Лег на ложе в уверенности, что не засну. В ушах звучали крики несчастных, которых заживо рвали на части. Хруст костей, торжествующий вой…
Когда я открыл глаза, в покои через узкое, похожее на бойницу окно вползал серый рассвет. Не желая пользоваться поганым горшком, я попросился у стражи на двор. Меня проводили в отхожее место: туда и обратно. Безмолвные слуги принесли воды для омовения и следом — завтрак. Со двора долетел шум. Приникнув к окошку, я увидел четыре колесницы и десятка два пеших воинов. Отряд выходил за ворота. Утреннее солнце пламенем горело на начищенной бронзе копейных наконечников, словно в руках у воинов было чудесное оружие богов.
Что мне оставалось? Только ждать.
Время текло нескончаемой рекой. Мутные илистые воды поглотили добычу, растворили в себе. Я бродил из угла в угол. Выглядывал в окно. Приседал, размахивал руками; ложился на пол, задирал ноги к потолку. Бродил. Выглядывал. Прилег на ложе; сам не заметил, как заснул. Не помню, что мне снилось. Проснулся я от того, что ужасный пес вернулся, ухватил меня зубами и тряс, желая вырвать руку из плеча.
Я вскинулся. Оттолкнул кого-то. Моргая, сел на ложе.
— Пошли, — приказал стражник. — Царь Иобат желает говорить с тобой.
5
«Твой приказ ни при чем»
Главный зал дворца тонул в сумраке.
Горели два факела у входа. Еще один, слева от трона, был укреплен в высоком бронзовом треножнике. Это не помешало мне оценить внушительность мегарона. В Эфире главный зал во время пира вмещал до двух десятков человек. В Аргосе — двадцать пять, не меньше. В ликийском мегароне легко собрались бы три десятка, а если потесниться, то и три дюжины.
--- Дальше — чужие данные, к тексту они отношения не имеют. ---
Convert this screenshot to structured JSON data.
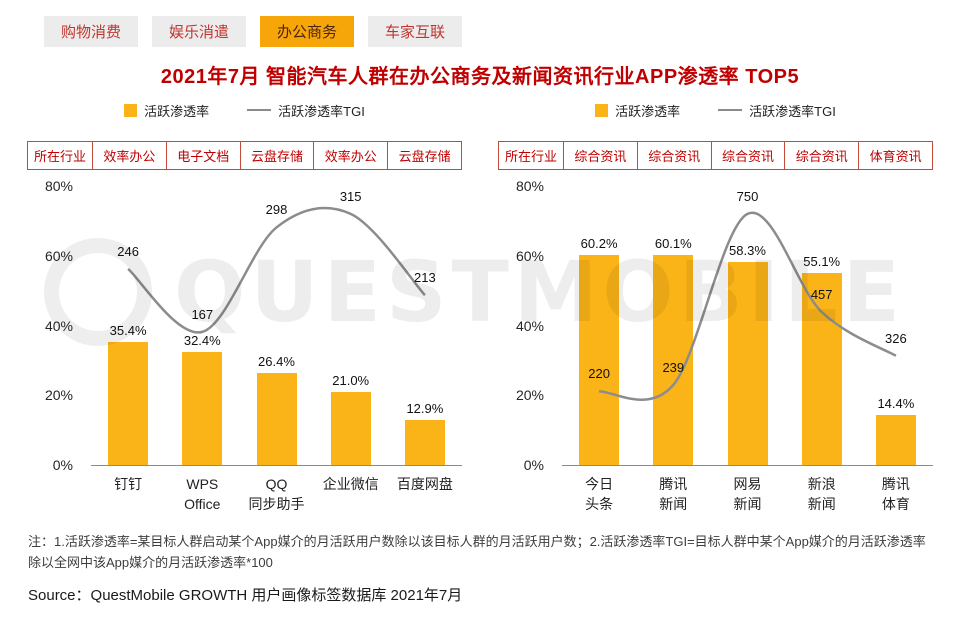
{
  "tabs": [
    {
      "label": "购物消费",
      "active": false
    },
    {
      "label": "娱乐消遣",
      "active": false
    },
    {
      "label": "办公商务",
      "active": true
    },
    {
      "label": "车家互联",
      "active": false
    }
  ],
  "title": "2021年7月 智能汽车人群在办公商务及新闻资讯行业APP渗透率 TOP5",
  "legend": {
    "bar_label": "活跃渗透率",
    "line_label": "活跃渗透率TGI"
  },
  "industry_col_label": "所在行业",
  "watermark": "QUESTMOBILE",
  "colors": {
    "bar": "#fbb417",
    "line": "#8c8c8c",
    "title_red": "#c00000",
    "tab_active_bg": "#f7a60a",
    "table_border": "#c14a3a"
  },
  "chart_data": [
    {
      "type": "bar+line",
      "industries": [
        "效率办公",
        "电子文档",
        "云盘存储",
        "效率办公",
        "云盘存储"
      ],
      "categories": [
        "钉钉",
        "WPS Office",
        "QQ同步助手",
        "企业微信",
        "百度网盘"
      ],
      "categories_display": [
        "钉钉",
        "WPS\nOffice",
        "QQ\n同步助手",
        "企业微信",
        "百度网盘"
      ],
      "series": [
        {
          "name": "活跃渗透率",
          "kind": "bar",
          "unit": "%",
          "values": [
            35.4,
            32.4,
            26.4,
            21.0,
            12.9
          ]
        },
        {
          "name": "活跃渗透率TGI",
          "kind": "line",
          "values": [
            246,
            167,
            298,
            315,
            213
          ]
        }
      ],
      "ylim": [
        0,
        80
      ],
      "yticks": [
        0,
        20,
        40,
        60,
        80
      ],
      "legend_position": "top"
    },
    {
      "type": "bar+line",
      "industries": [
        "综合资讯",
        "综合资讯",
        "综合资讯",
        "综合资讯",
        "体育资讯"
      ],
      "categories": [
        "今日头条",
        "腾讯新闻",
        "网易新闻",
        "新浪新闻",
        "腾讯体育"
      ],
      "categories_display": [
        "今日\n头条",
        "腾讯\n新闻",
        "网易\n新闻",
        "新浪\n新闻",
        "腾讯\n体育"
      ],
      "series": [
        {
          "name": "活跃渗透率",
          "kind": "bar",
          "unit": "%",
          "values": [
            60.2,
            60.1,
            58.3,
            55.1,
            14.4
          ]
        },
        {
          "name": "活跃渗透率TGI",
          "kind": "line",
          "values": [
            220,
            239,
            750,
            457,
            326
          ]
        }
      ],
      "ylim": [
        0,
        80
      ],
      "yticks": [
        0,
        20,
        40,
        60,
        80
      ],
      "legend_position": "top"
    }
  ],
  "note": "注：1.活跃渗透率=某目标人群启动某个App媒介的月活跃用户数除以该目标人群的月活跃用户数；2.活跃渗透率TGI=目标人群中某个App媒介的月活跃渗透率除以全网中该App媒介的月活跃渗透率*100",
  "source": "Source：QuestMobile GROWTH 用户画像标签数据库 2021年7月"
}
Дедушка Сизиф говорил, такой большой зал есть на Крите, в Кноссе. Не знаю, не был.
Тени бродили по залу, сплетались телами. Превращались в Химеру, Гериона, в кого-то, чье имя и природу я не мог рассмотреть, как ни старался. Подсвеченный огнем сбоку, сидевший на троне Иобат Второй тоже казался двутелым — черный уголь, поджаристая лепешка.
Одна часть для костра, другая для насыщения.
Темные одежды скорби Иобат сменил на роскошный фарос из шерстяной ткани, окрашенной в пурпур. При скудном освещении казалось, что царь облит запекшейся кровью. Такую краску добывали из плодов теребинта. Верхний край плаща был перекинут через левое плечо, к подолу пришили медные гирьки.
В углу, лишенном факелов, стоял, тряс бородой советник Климен.
— Ты пришел ко мне за очищением, — произнес царь.
— Да, господин, — я встал на колени.
Иобат замолчал. Он молчал так долго, что я начал беспокоиться.
— Дочь все мне рассказала, — царь говорил, не повышая голоса, с четкостью прирожденного оратора. Когда он смотрел на меня, он смотрел сквозь меня, словно я был соткан из воздуха. — Ее спас не ты. Но ты привел ее в чувство и доставил домой. Я благодарю тебя.